I had been tipped that House Republican Leader Ford was performing a confidential mission at President Richard Nixon’s request: to ask Republican members of Congress how they would react to presidential clemency or even a pardon for Lt. William Calley, sentenced a day earlier for the murder of 22 Vietnamese civilians. I called Ford to ask whether Nixon had met with him to pursue that endeavor. Ford replied that was incorrect. I had covered Ford for 14 years, and I accepted his word.
Thirty minutes later, Ford called me back. "Bob, you asked me the wrong question," he said. He had not met with Nixon, but the president had phoned him from San Clemente to make the improper request. No news source ever bailed me out the way Ford did that day. But why did he not give me a straight answer in the first place?
The incident foretold ambivalence in Ford’s two-year presidency. Declaring after succeeding Nixon that "our long national nightmare is over," Ford soothed his troubled fellow citizens. The accidental president seemed on the brink of great achievements. In fact, his tenure was plagued by blunders and occasional pettiness.
Jerry Ford never would have been considered for the White House had it not been for successive forced resignations of a vice president and a president. He was not in the front line of Republican notables, and Nixon’s choice of him surprised even Ford’s closest House associates.
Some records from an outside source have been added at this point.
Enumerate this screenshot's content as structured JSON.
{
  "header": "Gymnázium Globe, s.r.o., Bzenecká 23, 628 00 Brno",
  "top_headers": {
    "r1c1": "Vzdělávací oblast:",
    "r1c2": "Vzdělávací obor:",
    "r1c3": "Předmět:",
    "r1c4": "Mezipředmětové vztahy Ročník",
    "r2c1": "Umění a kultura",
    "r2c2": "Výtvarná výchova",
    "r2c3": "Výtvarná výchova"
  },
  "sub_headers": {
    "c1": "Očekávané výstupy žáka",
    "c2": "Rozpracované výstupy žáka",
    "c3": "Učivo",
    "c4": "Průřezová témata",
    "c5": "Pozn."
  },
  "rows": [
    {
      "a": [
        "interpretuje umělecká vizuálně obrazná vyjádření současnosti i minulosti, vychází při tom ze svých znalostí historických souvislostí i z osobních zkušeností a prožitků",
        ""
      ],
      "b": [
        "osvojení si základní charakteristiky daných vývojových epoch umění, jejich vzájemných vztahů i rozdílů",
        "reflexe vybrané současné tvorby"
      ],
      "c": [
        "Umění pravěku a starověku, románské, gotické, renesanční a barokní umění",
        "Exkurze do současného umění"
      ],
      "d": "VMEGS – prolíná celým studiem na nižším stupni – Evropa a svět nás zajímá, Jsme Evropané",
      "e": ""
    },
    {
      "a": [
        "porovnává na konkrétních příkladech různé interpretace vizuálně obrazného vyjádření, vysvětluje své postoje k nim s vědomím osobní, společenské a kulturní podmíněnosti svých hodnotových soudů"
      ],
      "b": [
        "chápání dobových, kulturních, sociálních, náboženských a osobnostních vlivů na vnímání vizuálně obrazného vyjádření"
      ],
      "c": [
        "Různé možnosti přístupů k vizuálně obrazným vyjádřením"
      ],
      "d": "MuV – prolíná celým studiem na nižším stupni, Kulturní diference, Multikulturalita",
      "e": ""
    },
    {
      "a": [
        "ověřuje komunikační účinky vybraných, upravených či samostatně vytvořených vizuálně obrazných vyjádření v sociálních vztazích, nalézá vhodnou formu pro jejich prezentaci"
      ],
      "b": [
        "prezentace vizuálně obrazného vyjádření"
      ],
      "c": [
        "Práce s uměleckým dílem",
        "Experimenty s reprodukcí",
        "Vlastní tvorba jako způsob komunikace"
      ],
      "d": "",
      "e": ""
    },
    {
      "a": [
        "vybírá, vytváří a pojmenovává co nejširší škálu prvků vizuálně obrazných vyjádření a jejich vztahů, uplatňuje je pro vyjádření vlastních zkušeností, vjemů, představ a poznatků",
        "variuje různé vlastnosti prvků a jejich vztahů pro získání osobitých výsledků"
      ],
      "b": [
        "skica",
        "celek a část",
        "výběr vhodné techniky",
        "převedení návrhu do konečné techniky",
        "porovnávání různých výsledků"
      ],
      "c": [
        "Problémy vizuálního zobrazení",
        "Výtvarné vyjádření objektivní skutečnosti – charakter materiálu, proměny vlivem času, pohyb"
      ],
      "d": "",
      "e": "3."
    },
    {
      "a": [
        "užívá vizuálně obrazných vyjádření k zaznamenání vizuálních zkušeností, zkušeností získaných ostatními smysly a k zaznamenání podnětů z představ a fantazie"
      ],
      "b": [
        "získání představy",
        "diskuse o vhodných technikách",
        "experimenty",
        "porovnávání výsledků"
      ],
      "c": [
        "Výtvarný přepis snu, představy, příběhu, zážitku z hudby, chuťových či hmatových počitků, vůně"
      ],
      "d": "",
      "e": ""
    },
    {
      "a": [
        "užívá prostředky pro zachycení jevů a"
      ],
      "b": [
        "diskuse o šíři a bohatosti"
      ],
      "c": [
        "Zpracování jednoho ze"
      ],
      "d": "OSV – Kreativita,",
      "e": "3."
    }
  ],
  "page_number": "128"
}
Calculating that Watergate never would bring him down, Nixon did not think he was picking a successor when he replaced the disgraced Spiro T. Agnew as vice president. Consequently, he passed over towering figures from opposite wings of the Republican Party, Nelson Rockefeller and Ronald Reagan. Nixon would have preferred John Connally, but his old congressional sidekick, Melvin Laird, convinced him that the Democratic turncoat could not be confirmed by Congress. Nixon picked Ford as somebody he could trust.
Ford, who never aspired to be president, was a man of the House concerned about arrogation of power by the executive branch at the expense of the legislative. He was the only president in my experience who entered the Oval Office wanting to shrink rather than expand powers of the office. In a conversation with him as vice president, Ford recommended to me "The Twilight of the Presidency" by George Reedy — an indictment of monarchial pretensions. Ford told me all recent presidents, including his hero Dwight D. Eisenhower, were guilty.
So, Ford tried to depict himself as an ordinary guy in the White House who toasted his own muffins for breakfast. His public support soared, but a weak president cannot maintain his popularity for long. He often seemed feckless (as in his WIN campaign to Whip Inflation Now) or powerless (as when Congress ended the Vietnam War with a Communist victory by cutting off funds to South Vietnam).
Ford’s years in power were turbulent and discordant. After his pardon of Nixon saved the nation the tribulation of a former president in the criminal dock, the country repudiated Ford in midterm elections where Democrats stretched their lead in the House to 145 seats. That guaranteed the Republican challenge by Ronald Reagan that nearly succeeded and gave Jimmy Carter a huge lead in the general election campaign.
Ford as president was burdened by a White House divided into feuding factions and by bad advice. He seemed more like Nixon than Ford in snubbing Nobel laureate Alexander Solzhenitsyn because Henry Kissinger contended that the great Russian novelist threatened U.S.-Soviet detente. Ford never connected with the anti-communist, tax-cutting and religious conservative ideology that soon would make Republicans the majority party for a generation.
A president whose reputation exceeded his record, Ford was more comfortable and popular during 30 years of retirement than in his 895 days in the Oval Office. He is fondly remembered not for his failed presidency, but for not becoming another Nixon as Nixon’s appointed successor.